Nos mudamos!
http://mitinpoint.blogspot.com/
Nuestras excursiones a Ribadesella siempre se presentan como uno de los grandes acontecimientos del verano. Este año, como no podía ser de otra manera, también lo ha sido. Paco y yo decidimos ir de avanzadilla, para que el resto de la tropa encontrara el viernes un lugar confortable donde dormitar, rendirse al sol o pasar el fin de semana lo más sombreados posible. Debido a este acontecimiento, tuvimos que sufrir anécdotas varias, que se plasman en el mitinpoint a modo de recuerdo.
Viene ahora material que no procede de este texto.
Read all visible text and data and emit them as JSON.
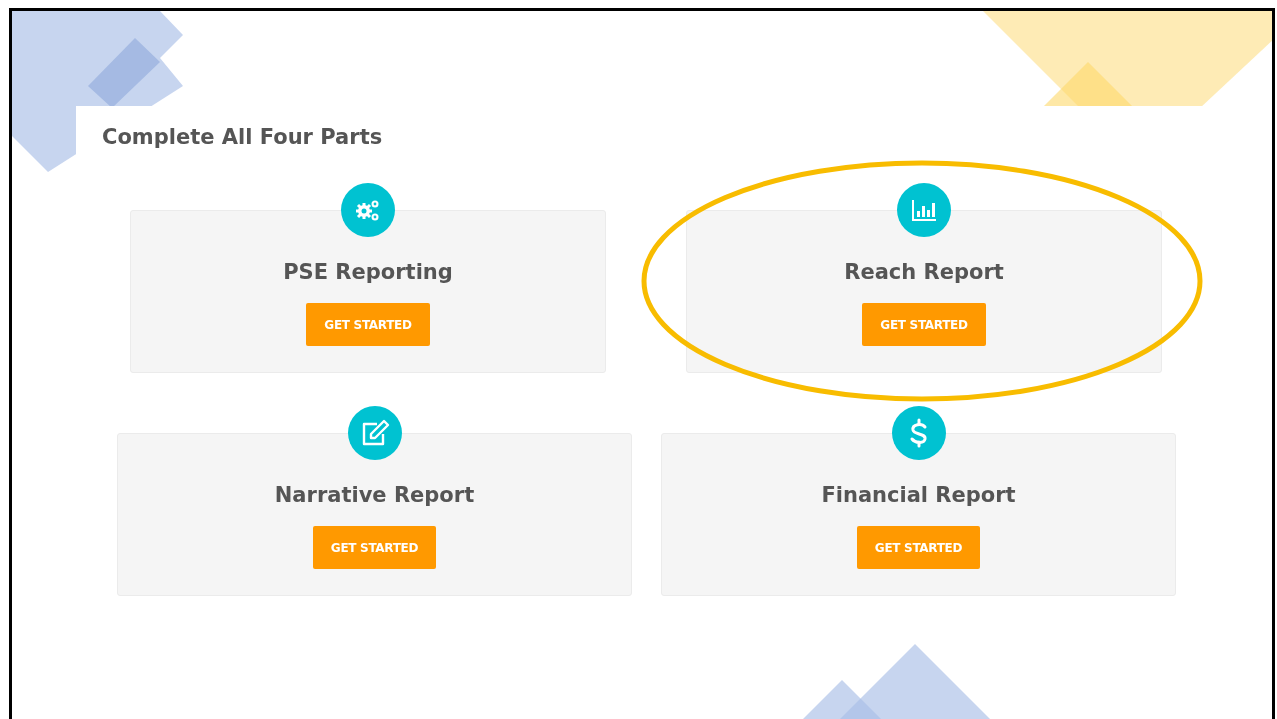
{
  "heading": "Complete All Four Parts",
  "parts": [
    {
      "title": "PSE Reporting",
      "button": "GET STARTED",
      "highlighted": false
    },
    {
      "title": "Reach Report",
      "button": "GET STARTED",
      "highlighted": true
    },
    {
      "title": "Narrative Report",
      "button": "GET STARTED",
      "highlighted": false
    },
    {
      "title": "Financial Report",
      "button": "GET STARTED",
      "highlighted": false
    }
  ]
}
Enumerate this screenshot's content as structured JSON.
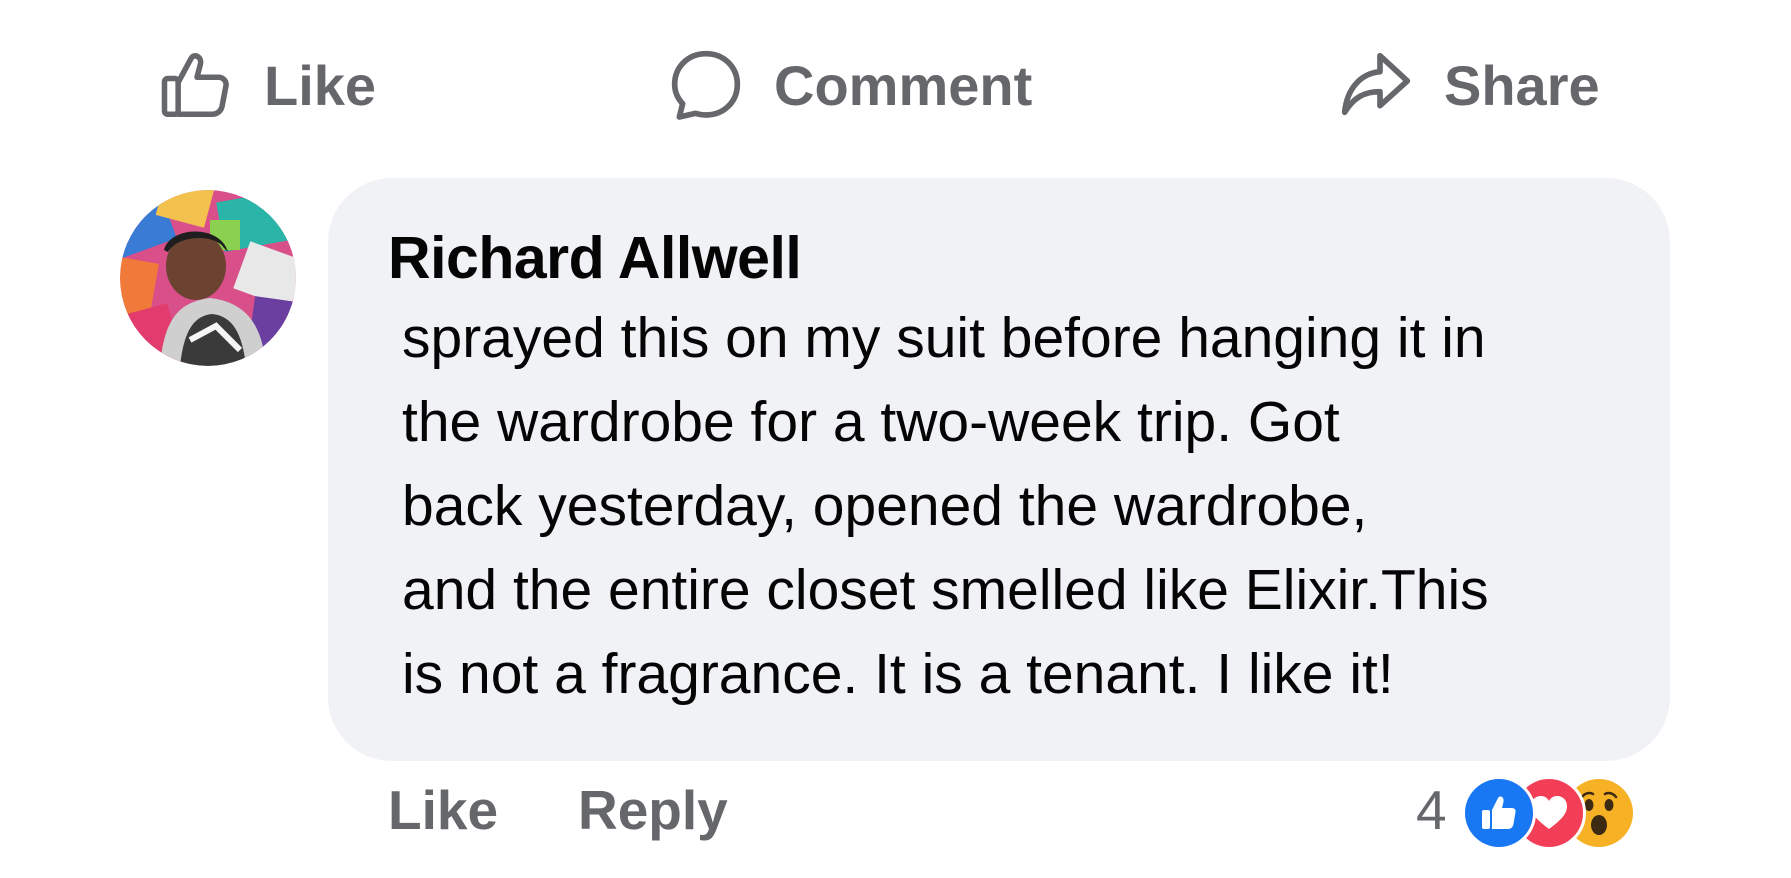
{
  "action_bar": {
    "like_label": "Like",
    "comment_label": "Comment",
    "share_label": "Share"
  },
  "comment": {
    "author": "Richard Allwell",
    "text_lines": [
      "sprayed this on my suit before hanging it in",
      "the wardrobe for a two-week trip. Got",
      "back yesterday, opened the wardrobe,",
      "and the entire closet smelled like Elixir.This",
      "is not a fragrance. It is a tenant. I like it!"
    ],
    "like_label": "Like",
    "reply_label": "Reply",
    "reaction_count": "4",
    "reactions": [
      "like-icon",
      "love-icon",
      "wow-icon"
    ]
  },
  "colors": {
    "bubble_bg": "#f0f2f5",
    "muted_text": "#65676b",
    "like_blue": "#1877f2",
    "love_red": "#f33e58",
    "wow_yellow": "#f7b125"
  }
}
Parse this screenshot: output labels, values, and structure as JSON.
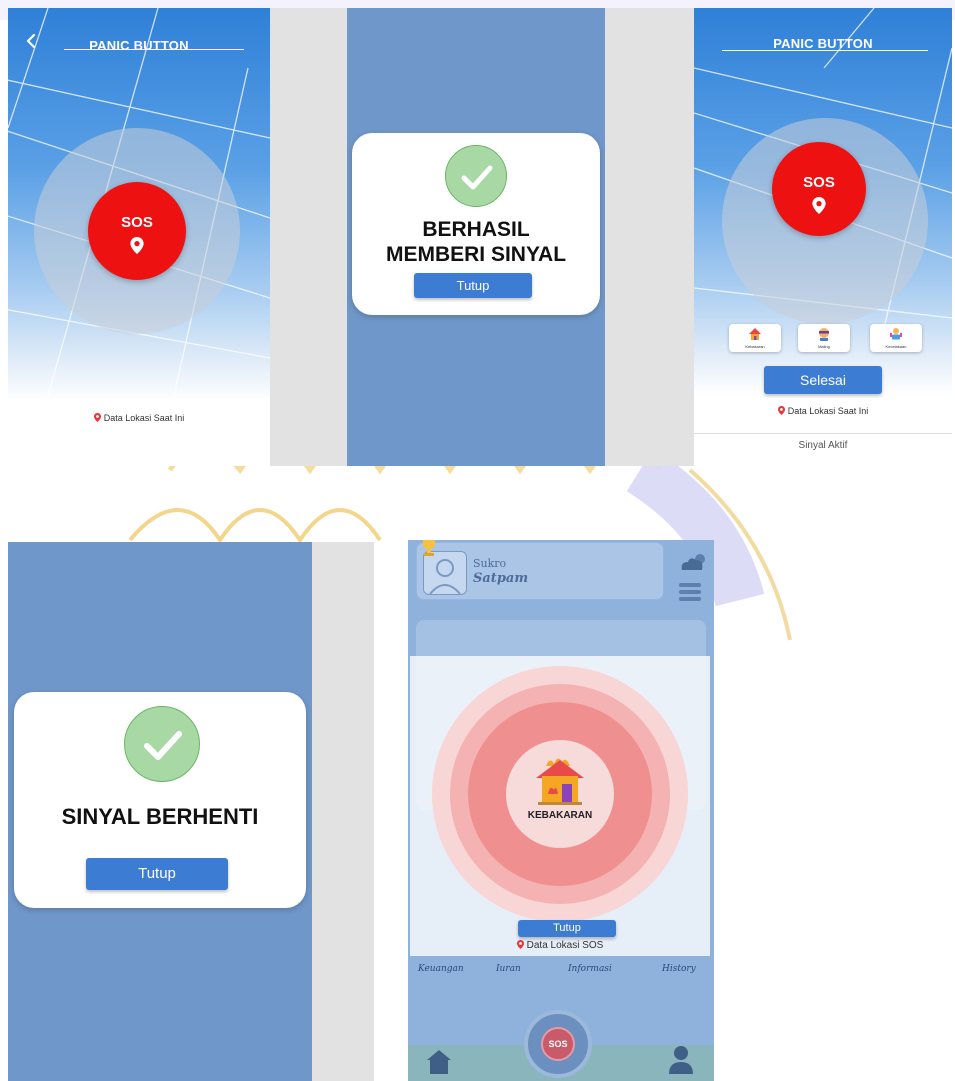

Llegamos el jueves, sobre las 8 de la tarde y cuál es nuestra sorpresa que al llegar a la campa de otros años, nos la encontramos cerrada al público y de hierba hasta las rodillas. Nuestro gozo en un pozo y teníamos la responsabilidad de buscar cobijo para el resto. Sin que cundiese el pánico, nuestra primera misión era aparcar mi car y buscar un campamento con la moto, que cabe por cualquier lado. El primer desembolso se produjo en el aparcamiento, que los tíos nos cobraron 20€ por dejar al sol el coche todo el fin de semana. Menos mal, que a unos
500 metros encontramos el suelo donde poner las tiendas; eso sí, a todo lujo: baños públicos olorosos y duchas de agua congeladita de lo más agradable, sobre todo para quien quiera despertar con una pesadilla. Al módico precio de otros 20€ por cabeza, nos dejaron entrar en el lujoso hotel.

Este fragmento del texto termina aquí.